Simultaneous Dimensionality Reduction and Classification via Dual Embedding Regularized Nonnegative Matrix Factorization

Nonnegative matrix factorization (NMF) is a well-known paradigm for data representation. Traditional NMF-based classification methods first perform NMF or one of its variants on input data samples to obtain their low-dimensional representations, which are successively classified by means of a typical classifier [e.g., k-nearest neighbors (KNN) and support vector machine (SVM)]. Such a stepwise manner may overlook the dependency between the two processes, resulting in the compromise of the classification accuracy. In this paper, we elegantly unify the two processes by formulating a novel constrained optimization model, namely dual embedding regularized NMF (DENMF), which is semi-supervised. Our DENMF solution simultaneously finds the low-dimensional representations and assignment matrix via joint optimization for better classification.

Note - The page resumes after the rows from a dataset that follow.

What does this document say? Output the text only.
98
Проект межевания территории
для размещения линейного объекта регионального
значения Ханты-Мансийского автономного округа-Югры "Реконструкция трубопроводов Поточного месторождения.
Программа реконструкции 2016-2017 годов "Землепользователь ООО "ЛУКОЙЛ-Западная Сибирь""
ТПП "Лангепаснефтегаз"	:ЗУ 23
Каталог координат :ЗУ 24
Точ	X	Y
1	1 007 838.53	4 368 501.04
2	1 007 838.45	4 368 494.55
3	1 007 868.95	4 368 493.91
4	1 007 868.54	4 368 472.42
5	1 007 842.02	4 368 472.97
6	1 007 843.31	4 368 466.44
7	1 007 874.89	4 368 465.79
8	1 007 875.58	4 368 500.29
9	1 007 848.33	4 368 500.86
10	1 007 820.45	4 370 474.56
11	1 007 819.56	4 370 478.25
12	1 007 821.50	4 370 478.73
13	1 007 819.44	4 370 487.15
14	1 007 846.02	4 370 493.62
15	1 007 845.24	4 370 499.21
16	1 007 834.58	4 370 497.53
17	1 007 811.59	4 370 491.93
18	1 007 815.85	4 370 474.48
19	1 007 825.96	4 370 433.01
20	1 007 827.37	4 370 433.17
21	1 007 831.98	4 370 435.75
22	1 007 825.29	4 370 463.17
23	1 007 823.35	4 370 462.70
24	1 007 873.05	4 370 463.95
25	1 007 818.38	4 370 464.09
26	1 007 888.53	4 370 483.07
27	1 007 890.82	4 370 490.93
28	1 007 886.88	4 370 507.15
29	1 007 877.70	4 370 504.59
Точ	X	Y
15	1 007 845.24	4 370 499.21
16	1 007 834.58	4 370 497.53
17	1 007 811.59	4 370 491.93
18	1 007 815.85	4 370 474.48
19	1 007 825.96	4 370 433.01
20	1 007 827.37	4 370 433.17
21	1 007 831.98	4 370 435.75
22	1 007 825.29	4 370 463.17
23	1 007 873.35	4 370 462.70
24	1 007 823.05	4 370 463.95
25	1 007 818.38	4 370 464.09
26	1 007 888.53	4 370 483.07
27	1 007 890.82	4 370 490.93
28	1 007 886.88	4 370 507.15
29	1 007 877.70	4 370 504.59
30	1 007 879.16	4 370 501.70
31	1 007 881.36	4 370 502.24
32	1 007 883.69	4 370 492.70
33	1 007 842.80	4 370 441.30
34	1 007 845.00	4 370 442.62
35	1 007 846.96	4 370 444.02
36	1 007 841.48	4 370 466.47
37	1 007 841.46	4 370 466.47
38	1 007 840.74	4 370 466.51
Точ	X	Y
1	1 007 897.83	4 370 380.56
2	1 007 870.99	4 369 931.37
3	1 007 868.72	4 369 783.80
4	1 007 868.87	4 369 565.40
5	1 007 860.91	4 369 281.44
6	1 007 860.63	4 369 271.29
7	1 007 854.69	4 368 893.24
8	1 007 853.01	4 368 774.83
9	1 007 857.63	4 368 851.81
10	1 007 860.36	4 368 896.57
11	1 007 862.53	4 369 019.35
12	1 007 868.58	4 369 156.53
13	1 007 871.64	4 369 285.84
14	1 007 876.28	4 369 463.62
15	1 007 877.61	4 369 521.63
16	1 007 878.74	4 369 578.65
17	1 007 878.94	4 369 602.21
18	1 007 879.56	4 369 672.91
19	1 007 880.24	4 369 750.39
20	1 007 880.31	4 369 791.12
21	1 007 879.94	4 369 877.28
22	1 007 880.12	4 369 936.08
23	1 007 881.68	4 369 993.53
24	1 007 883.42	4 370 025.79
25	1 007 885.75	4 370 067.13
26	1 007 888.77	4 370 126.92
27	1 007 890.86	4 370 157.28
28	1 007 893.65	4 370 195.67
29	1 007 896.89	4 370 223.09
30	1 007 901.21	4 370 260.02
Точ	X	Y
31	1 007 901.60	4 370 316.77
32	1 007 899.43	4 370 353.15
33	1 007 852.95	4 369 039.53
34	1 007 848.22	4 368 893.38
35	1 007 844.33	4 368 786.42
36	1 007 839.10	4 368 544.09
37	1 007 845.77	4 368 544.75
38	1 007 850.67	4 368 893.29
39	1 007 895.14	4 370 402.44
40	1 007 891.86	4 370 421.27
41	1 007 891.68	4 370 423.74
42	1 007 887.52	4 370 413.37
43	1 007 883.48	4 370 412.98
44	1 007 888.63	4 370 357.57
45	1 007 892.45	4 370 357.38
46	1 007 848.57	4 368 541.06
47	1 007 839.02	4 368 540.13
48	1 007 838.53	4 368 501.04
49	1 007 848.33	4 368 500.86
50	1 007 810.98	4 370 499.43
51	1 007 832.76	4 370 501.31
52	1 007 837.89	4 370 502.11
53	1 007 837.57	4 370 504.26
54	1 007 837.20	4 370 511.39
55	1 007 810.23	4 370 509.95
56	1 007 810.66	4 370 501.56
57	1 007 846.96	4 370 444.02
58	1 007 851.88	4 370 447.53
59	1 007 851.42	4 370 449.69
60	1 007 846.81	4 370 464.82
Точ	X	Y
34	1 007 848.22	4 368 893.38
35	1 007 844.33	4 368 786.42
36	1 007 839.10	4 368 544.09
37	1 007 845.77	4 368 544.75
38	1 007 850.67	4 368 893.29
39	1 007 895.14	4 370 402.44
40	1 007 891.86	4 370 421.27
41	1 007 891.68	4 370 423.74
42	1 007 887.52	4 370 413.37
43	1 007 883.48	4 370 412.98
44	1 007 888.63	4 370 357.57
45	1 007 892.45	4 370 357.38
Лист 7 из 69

Specifically, input data samples are projected onto a couple of low-dimensional spaces (i.e., feature and label spaces), and locally linear embedding is employed to preserve the identical local geometric structure in different spaces. Moreover, we propose an alternating iteration algorithm to solve the resulting DENMF, whose convergence is theoretically proven. Experimental results over five benchmark datasets demonstrate that DENMF can achieve higher classification accuracy than state-of-the-art algorithms.